Глава семнадцатая

Шуа была в бешенстве.

— Госпожа моя, если ты не в силах его убить, то я сама ночью прокрадусь в шатер и отрублю ему голову.

Нижняя губа у нее дрожала.

Видно было, что ее терзает страх, к которому добавлялась все возраставшая ревность.

— Не болтай глупостей. Перед шатром стоят часовые, которые позволят мне выйти, но никому, в том числе и тебе, не дадут войти. Олоферн каждую ночь приказывает им под страхом смерти никого не впускать. Никто не смеет беспокоить его в то время, когда он со мной.

— Но ты, госпожа, проявляешь нерешительность. Ты подвергаешь опасности и себя, и весь наш народ. Не забудь, сегодня уже четвертая ночь, а завтра пятый день. Если завтра мы не принесем голову Олоферна, Озия откроет ворота и сдаст город на милость победителя. Наступит конец Ветилуи и всей Иудеи.

— Ты думаешь, я не ведаю, что творю? Или ты во мне сомневаешься?

— Я опасаюсь ваших вздохов и стонов, в которых слышится взаимное наслаждение. Как бы твоя страсть к этому мужчине не перевесила любовь к тем, кто остался за стенами Ветилуи.

Это была уже чрезмерная дерзость, уколовшая меня в самое сердце. Я осадила ее гневным взглядом.

— Твои речи лишены смысла! Там, в городе, мои родители, мой брат и все, без кого я не мыслю своей жизни. Пойми, Шуа, вопрос не в том, убью ли я Олоферна. Важно продумать, как это лучше сделать.

Мне удалось ее успокоить.

Она снова поверила мне.

Я же снова усомнилась в себе.


Около полудня Олоферн снова прислал за мной часовых.

В южной части лагеря было устроено состязание в воинском искусстве.

Два десятка солдат бились друг с другом зачехленными мечами, а многочисленные зрители их громогласно подбадривали.

Они сражались ожесточенно, как в настоящем бою.

Стремление победить, побороть соперника делало взрослых мужчин похожими на мальчишек, готовых на все, лишь бы выделиться в глазах окружающих.

Ясно было, что мое присутствие было для них лишним поводом, не слушая голоса рассудка, вступать отнюдь не в безопасные поединки.

Закаленные солдаты, полные сил, они сознавали, что за ними наблюдает женщина, удостоенная внимания их полководца.

Наиболее искусным бойцом показал себя высокий, сильный юноша, по плечу которого в конце состязания струилась кровь.

Победителю вручили от имени Олоферна великолепный меч и освободили его на две недели от несения сторожевой службы.
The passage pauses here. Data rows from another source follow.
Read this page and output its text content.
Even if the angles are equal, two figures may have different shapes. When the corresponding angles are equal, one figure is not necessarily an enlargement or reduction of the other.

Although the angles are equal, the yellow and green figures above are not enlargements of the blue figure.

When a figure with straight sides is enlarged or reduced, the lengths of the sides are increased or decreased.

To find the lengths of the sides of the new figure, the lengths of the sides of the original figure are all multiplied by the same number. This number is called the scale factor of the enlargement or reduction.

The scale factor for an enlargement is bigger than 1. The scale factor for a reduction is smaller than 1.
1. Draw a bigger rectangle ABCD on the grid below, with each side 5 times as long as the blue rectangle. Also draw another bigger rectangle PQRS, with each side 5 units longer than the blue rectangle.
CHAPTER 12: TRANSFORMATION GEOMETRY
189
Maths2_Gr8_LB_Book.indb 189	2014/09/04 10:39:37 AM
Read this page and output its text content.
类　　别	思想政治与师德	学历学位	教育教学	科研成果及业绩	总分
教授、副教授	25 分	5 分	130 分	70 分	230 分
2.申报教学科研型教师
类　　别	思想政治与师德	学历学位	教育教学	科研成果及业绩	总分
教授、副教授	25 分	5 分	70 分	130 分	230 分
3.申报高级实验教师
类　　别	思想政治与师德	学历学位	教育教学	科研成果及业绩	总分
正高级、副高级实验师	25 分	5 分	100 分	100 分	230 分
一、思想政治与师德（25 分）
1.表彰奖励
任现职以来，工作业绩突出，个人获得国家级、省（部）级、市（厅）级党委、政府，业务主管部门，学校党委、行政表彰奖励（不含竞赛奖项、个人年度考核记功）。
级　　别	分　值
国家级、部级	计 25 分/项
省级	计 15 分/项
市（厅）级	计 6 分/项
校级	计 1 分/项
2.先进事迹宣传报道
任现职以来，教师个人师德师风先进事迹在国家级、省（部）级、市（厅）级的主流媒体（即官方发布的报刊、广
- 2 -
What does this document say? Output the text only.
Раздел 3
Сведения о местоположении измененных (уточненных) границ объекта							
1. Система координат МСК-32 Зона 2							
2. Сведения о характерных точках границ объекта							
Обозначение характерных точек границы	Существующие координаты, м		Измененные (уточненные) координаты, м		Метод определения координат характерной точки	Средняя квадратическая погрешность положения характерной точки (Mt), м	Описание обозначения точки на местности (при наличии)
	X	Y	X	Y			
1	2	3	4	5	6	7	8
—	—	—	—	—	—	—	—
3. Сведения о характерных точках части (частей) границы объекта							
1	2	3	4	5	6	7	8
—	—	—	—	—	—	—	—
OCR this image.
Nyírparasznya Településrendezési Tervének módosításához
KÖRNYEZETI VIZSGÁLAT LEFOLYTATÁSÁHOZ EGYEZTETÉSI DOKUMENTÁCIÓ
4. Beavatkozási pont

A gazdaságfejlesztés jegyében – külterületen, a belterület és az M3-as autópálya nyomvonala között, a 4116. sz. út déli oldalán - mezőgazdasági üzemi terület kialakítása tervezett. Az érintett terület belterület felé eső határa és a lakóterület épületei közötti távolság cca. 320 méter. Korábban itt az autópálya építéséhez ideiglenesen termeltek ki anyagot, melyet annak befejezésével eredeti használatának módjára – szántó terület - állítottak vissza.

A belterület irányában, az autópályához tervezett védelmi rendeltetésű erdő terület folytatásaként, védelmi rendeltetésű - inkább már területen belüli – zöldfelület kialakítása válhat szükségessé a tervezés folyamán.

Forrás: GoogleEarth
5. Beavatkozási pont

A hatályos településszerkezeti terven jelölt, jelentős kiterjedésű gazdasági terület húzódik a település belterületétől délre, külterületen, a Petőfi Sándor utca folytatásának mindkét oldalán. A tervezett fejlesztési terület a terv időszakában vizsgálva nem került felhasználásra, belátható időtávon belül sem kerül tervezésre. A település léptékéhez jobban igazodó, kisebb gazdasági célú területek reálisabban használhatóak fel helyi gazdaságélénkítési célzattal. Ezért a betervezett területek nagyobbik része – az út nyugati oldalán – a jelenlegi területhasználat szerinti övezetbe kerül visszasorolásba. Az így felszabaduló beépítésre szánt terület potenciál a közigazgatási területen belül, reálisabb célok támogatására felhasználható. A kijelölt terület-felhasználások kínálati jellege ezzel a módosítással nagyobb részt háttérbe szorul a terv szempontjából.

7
В то время как внимание собравшихся было приковано к поединкам, я поймала себя на том, что мой взгляд все чаще устремляется не на сражавшихся солдат, а на Олоферна.

Да и он тоже то и дело отвлекался от состязания, ища моего взгляда.

Он хотел понять, как я воспринимаю происходящее.

Несомненно, все эти упражнения в воинском искусстве были устроены в мою честь.


Вторую половину дня я провела вместе с Шуа, которая хранила зловещее молчание.

Она поняла, что все ее предостережения, равно как и мои ответы на них, излишни.

И в самом деле, мы обе сказали друг другу все, что было можно, о неотвратимости того, что должно было случиться.

Но я чувствовала, что между нами пролегла скользкая тень недоверия.

Она сомневалась в моей решимости и опасалась, что часы, проведенные в любовных играх с Олоферном, поколебали мою отвагу.

Между тем неумолимо приближалась ночь.

Как я хотела оттянуть ее наступление. Я мечтала о том, чтобы небеса разверзлись и ливень затопил бы пространство между Ветилуей и ассирийским лагерем. Я больше не хотела быть той несчастной, которую судьба избрала для поступка, превышающего возможности слабой женщины.


Когда на закате дня меня ввели в шатер Олоферна, я сразу заметила на лице его совсем иное выражение. Казалось, он был озабочен и встревожен ничуть не меньше меня.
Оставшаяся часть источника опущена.